Cisco FY’26 || Winter Intern + FTE || Detailed Interview Experience || Off campus
Summary
I interviewed with Cisco for a Winter Intern + FTE position through the Code with Cisco opportunity. I went through three elimination rounds (Technical, Managerial + Technical, ETR), but was ultimately rejected, likely due to my managerial answers lacking alignment with company goals.
Full Experience
This interview taught me why being truthful isn’t the same as being effective
I’m sharing my interview experience with Cisco through the Code with Cisco opportunity — mainly to highlight something I underestimated: the managerial round.
I received this opportunity after participating in the Code with Cisco challenge.
The Cisco team later contacted me through my college T&P cell.
📌 For a detailed technical breakdown of the same role, you can also check this LeetCode Discuss post:
👉 Cisco FY’26 Winter Intern + FTE – Detailed Technical Breakdown
The process had three elimination rounds:
- Technical Round
- Managerial + Technical Round
- ETR (HR) Round
1️⃣ Technical Round
Two interviewers joined the call, both with 15+ years of experience at Cisco.
- Started with a brief introduction
- Discussed my summer internship (automation-related) — they seemed quite interested
- Moved to projects, especially one AI-based project, which led to a deeper discussion
- The interview lasted ~1 hour
- Ended with a design question around a chat/helping system
At the end, they mentioned that I had a strong understanding of my work and good technical knowledge.

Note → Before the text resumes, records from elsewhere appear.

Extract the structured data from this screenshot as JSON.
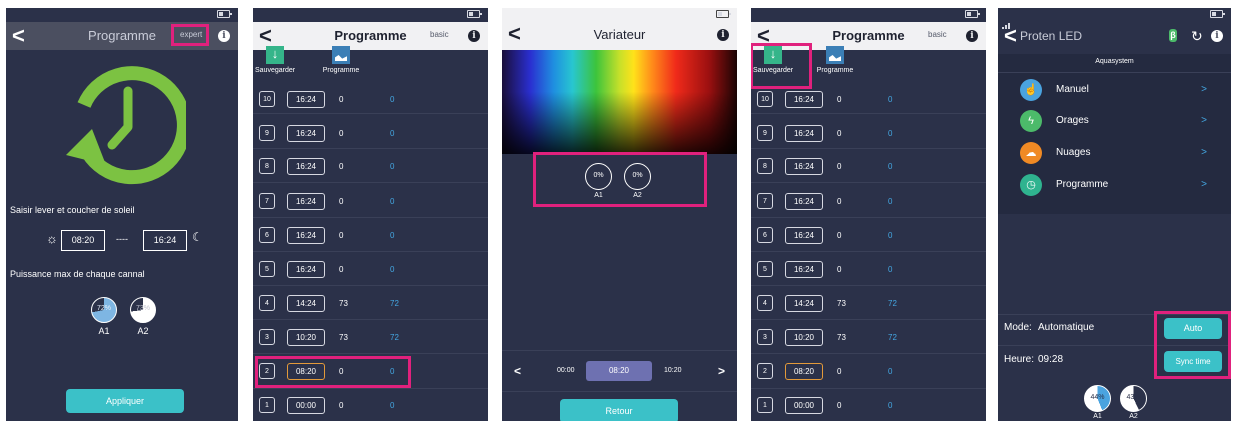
{
  "screen1": {
    "title": "Programme",
    "mode_button": "expert",
    "info_icon": "i",
    "back_icon": "<",
    "sunrise_label": "Saisir lever et coucher de soleil",
    "sunrise_time": "08:20",
    "dash": "----",
    "sunset_time": "16:24",
    "power_label": "Puissance max de chaque cannal",
    "channels": [
      {
        "label": "A1",
        "value": 72,
        "pie_text": "72%"
      },
      {
        "label": "A2",
        "value": 73,
        "pie_text": "73%"
      }
    ],
    "apply_button": "Appliquer",
    "accent_color": "#7cc242"
  },
  "screen2": {
    "title": "Programme",
    "mode_button": "basic",
    "toolbar": {
      "save_label": "Sauvegarder",
      "program_label": "Programme"
    },
    "rows": [
      {
        "num": "10",
        "time": "16:24",
        "a1": "0",
        "a2": "0"
      },
      {
        "num": "9",
        "time": "16:24",
        "a1": "0",
        "a2": "0"
      },
      {
        "num": "8",
        "time": "16:24",
        "a1": "0",
        "a2": "0"
      },
      {
        "num": "7",
        "time": "16:24",
        "a1": "0",
        "a2": "0"
      },
      {
        "num": "6",
        "time": "16:24",
        "a1": "0",
        "a2": "0"
      },
      {
        "num": "5",
        "time": "16:24",
        "a1": "0",
        "a2": "0"
      },
      {
        "num": "4",
        "time": "14:24",
        "a1": "73",
        "a2": "72"
      },
      {
        "num": "3",
        "time": "10:20",
        "a1": "73",
        "a2": "72"
      },
      {
        "num": "2",
        "time": "08:20",
        "a1": "0",
        "a2": "0"
      },
      {
        "num": "1",
        "time": "00:00",
        "a1": "0",
        "a2": "0"
      }
    ]
  },
  "screen3": {
    "title": "Variateur",
    "channels": [
      {
        "label": "A1",
        "pie_text": "0%"
      },
      {
        "label": "A2",
        "pie_text": "0%"
      }
    ],
    "timeline": {
      "prev": "<",
      "left_time": "00:00",
      "current_time": "08:20",
      "right_time": "10:20",
      "next": ">"
    },
    "return_button": "Retour"
  },
  "screen4": {
    "title": "Programme",
    "mode_button": "basic",
    "toolbar": {
      "save_label": "Sauvegarder",
      "program_label": "Programme"
    },
    "rows": [
      {
        "num": "10",
        "time": "16:24",
        "a1": "0",
        "a2": "0"
      },
      {
        "num": "9",
        "time": "16:24",
        "a1": "0",
        "a2": "0"
      },
      {
        "num": "8",
        "time": "16:24",
        "a1": "0",
        "a2": "0"
      },
      {
        "num": "7",
        "time": "16:24",
        "a1": "0",
        "a2": "0"
      },
      {
        "num": "6",
        "time": "16:24",
        "a1": "0",
        "a2": "0"
      },
      {
        "num": "5",
        "time": "16:24",
        "a1": "0",
        "a2": "0"
      },
      {
        "num": "4",
        "time": "14:24",
        "a1": "73",
        "a2": "72"
      },
      {
        "num": "3",
        "time": "10:20",
        "a1": "73",
        "a2": "72"
      },
      {
        "num": "2",
        "time": "08:20",
        "a1": "0",
        "a2": "0"
      },
      {
        "num": "1",
        "time": "00:00",
        "a1": "0",
        "a2": "0"
      }
    ]
  },
  "screen5": {
    "title": "Proten LED",
    "subtitle": "Aquasystem",
    "menu": [
      {
        "label": "Manuel",
        "icon": "hand-icon",
        "color": "#4aa3df",
        "glyph": "☝"
      },
      {
        "label": "Orages",
        "icon": "lightning-icon",
        "color": "#4cba6a",
        "glyph": "ϟ"
      },
      {
        "label": "Nuages",
        "icon": "cloud-icon",
        "color": "#f08a24",
        "glyph": "☁"
      },
      {
        "label": "Programme",
        "icon": "clock-icon",
        "color": "#2fb38f",
        "glyph": "◷"
      }
    ],
    "mode_label": "Mode:",
    "mode_value": "Automatique",
    "hour_label": "Heure:",
    "hour_value": "09:28",
    "auto_button": "Auto",
    "sync_button": "Sync time",
    "channels": [
      {
        "label": "A1",
        "value": 44,
        "pie_text": "44%"
      },
      {
        "label": "A2",
        "value": 43,
        "pie_text": "43%"
      }
    ]
  },
  "colors": {
    "highlight": "#e0217d",
    "background": "#2b3149",
    "teal": "#3bc1c8",
    "blue_value": "#44a7e2"
  }
}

2️⃣ Managerial + Technical Round
This round is where things started to go wrong — in hindsight.
- Began with an introduction and discussion around my tech stack
- I had projects across multiple stacks (Python, Web Dev, Systems), which I now feel created a lack of clear positioning
- Followed by situational and behavioral questions
- Finally, the key question:
“Where do you see yourself in the next 3–4 years?”
I answered very honestly and said something along the lines of wanting to build something exceptional on my own that impacts real life — like tools similar to GitHub Copilot.
At that moment, it felt like the most genuine answer.
Later, I realized it may have signaled misalignment or instability, even though that wasn’t my intention.
Despite this, I cleared the round.
3️⃣ ETR (HR) Round
This was short and mostly focused on:
- relocation
- availability
- general confirmation questions
Final Verdict: Rejected
No detailed reason was provided, but based on my reflection, a few possible factors:
- The opportunity came towards the end of Cisco’s hiring cycle, so positions may already have been filled
- My resume reflected multiple tech stacks, which might have lacked a clear focus
- Most importantly — I was honest, but not structured or aligned in my managerial answers
In the “where do you see yourself” question, I focused on my dream instead of how that dream fits within the company.
Key Learning
Managerial rounds are not about what you want to build someday.
They’re about alignment, clarity, and long-term fit.
Honesty matters — but how you frame that honesty matters just as much.
Sharing this so others — especially technically strong candidates — don’t underestimate managerial rounds.
Compensation and breakdown:
Read here
Interview Questions (2)
Design a Chat/Helping System
Design a chat/helping system.
Where do you see yourself in the next 3-4 years?
Where do you see yourself in the next 3–4 years?